Nigeria’s capital market will transition to a faster trade settlement regime from June 1, 2026, as regulators and market operators commence the implementation of the T+1 settlement cycle aimed at improving market efficiency, liquidity, and investor confidence.

The shift, approved by the Securities and Exchange Commission and coordinated by the Central Securities Clearing System Plc (CSCS), alongside key stakeholders, will reduce the settlement period for equity transactions from two business days to one day after execution.

The move marks one of the most significant post-trade infrastructure reforms in the Nigerian market in recent years and aligns the country with global markets that have accelerated settlement timelines to reduce operational risks and improve capital efficiency.

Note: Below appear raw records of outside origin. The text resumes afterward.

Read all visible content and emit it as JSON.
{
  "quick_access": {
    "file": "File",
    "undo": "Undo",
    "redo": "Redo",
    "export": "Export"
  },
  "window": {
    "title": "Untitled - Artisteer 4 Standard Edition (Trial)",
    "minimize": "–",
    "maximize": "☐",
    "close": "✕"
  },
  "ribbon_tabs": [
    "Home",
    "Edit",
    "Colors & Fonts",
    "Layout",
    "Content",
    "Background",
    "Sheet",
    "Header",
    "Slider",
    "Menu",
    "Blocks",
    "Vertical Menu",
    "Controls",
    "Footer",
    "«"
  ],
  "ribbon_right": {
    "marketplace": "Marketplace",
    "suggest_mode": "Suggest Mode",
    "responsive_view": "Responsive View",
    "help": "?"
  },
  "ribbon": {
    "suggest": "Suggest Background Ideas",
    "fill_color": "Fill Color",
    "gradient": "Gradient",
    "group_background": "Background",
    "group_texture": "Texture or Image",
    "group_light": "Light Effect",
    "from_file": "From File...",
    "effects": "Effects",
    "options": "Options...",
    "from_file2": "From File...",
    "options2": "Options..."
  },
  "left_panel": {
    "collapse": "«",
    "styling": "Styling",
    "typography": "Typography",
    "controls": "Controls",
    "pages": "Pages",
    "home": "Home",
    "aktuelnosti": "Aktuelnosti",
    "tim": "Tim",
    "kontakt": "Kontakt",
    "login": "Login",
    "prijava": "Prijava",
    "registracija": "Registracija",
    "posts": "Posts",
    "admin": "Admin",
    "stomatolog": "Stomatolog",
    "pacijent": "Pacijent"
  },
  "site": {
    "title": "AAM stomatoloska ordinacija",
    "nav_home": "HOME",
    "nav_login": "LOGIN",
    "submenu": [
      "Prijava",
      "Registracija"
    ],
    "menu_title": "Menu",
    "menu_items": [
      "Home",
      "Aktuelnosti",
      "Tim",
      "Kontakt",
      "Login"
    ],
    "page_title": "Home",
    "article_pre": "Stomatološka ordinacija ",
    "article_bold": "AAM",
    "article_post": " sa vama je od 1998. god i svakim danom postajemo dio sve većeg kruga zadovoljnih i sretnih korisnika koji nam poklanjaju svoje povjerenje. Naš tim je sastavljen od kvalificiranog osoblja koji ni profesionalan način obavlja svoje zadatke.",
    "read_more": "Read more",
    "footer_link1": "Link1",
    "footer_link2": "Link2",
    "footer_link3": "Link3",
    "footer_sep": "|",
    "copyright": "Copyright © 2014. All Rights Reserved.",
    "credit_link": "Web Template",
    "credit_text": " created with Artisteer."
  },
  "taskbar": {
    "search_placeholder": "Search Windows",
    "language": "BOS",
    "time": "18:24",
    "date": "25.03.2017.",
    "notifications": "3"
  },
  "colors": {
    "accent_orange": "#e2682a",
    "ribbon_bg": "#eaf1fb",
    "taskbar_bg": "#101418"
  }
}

Under the new framework, securities and funds arising from transactions executed in the Nigerian market will be exchanged within one business day, a development expected to speed up capital recycling, improve liquidity, and lower counterparty settlement risks.

The transition places Nigeria among markets adopting shorter settlement windows as global exchanges increasingly move toward faster settlement systems to improve competitiveness and attract investment flows.

Managing Director and Chief Executive Officer of CSCS, Shehu Yahaya Shantali, described the transition as a major milestone in the evolution of Nigeria’s market infrastructure.

According to him, the adoption of T+1 demonstrates the market’s readiness to embrace reforms capable of strengthening efficiency, deepening liquidity, and boosting investor confidence.

“The transition to T+1 represents another important milestone in the evolution of Nigeria’s capital market infrastructure,” Shantali said, adding that the initiative reflects broad market collaboration involving regulators, exchanges, trade associations, and operators.

Industry stakeholders have already intensified system upgrades, operational testing, and readiness exercises ahead of the rollout, while CSCS has conducted industry engagement sessions and webinars with exchanges and trade associations to prepare market participants for the change.

The SEC said the transition forms part of wider efforts to strengthen market competitiveness and reinforce confidence in Nigeria’s capital market architecture, noting that shorter settlement cycles signal stronger market discipline, infrastructure quality, and regulatory credibility.

Analysts believe the migration could enhance trading activity by enabling quicker deployment of capital while improving the attractiveness of Nigerian equities and fixed-income instruments to both local and foreign investors.

To commemorate the implementation, CSCS and Nigerian Exchange Group will host a special closing gong ceremony at NGX House in Lagos on June 1 to formally mark the commencement of the T+1 regime.

The transition comes as Nigerian market authorities continue efforts to modernise infrastructure, deepen market participation, and position the capital market as a stronger financing platform for economic growth.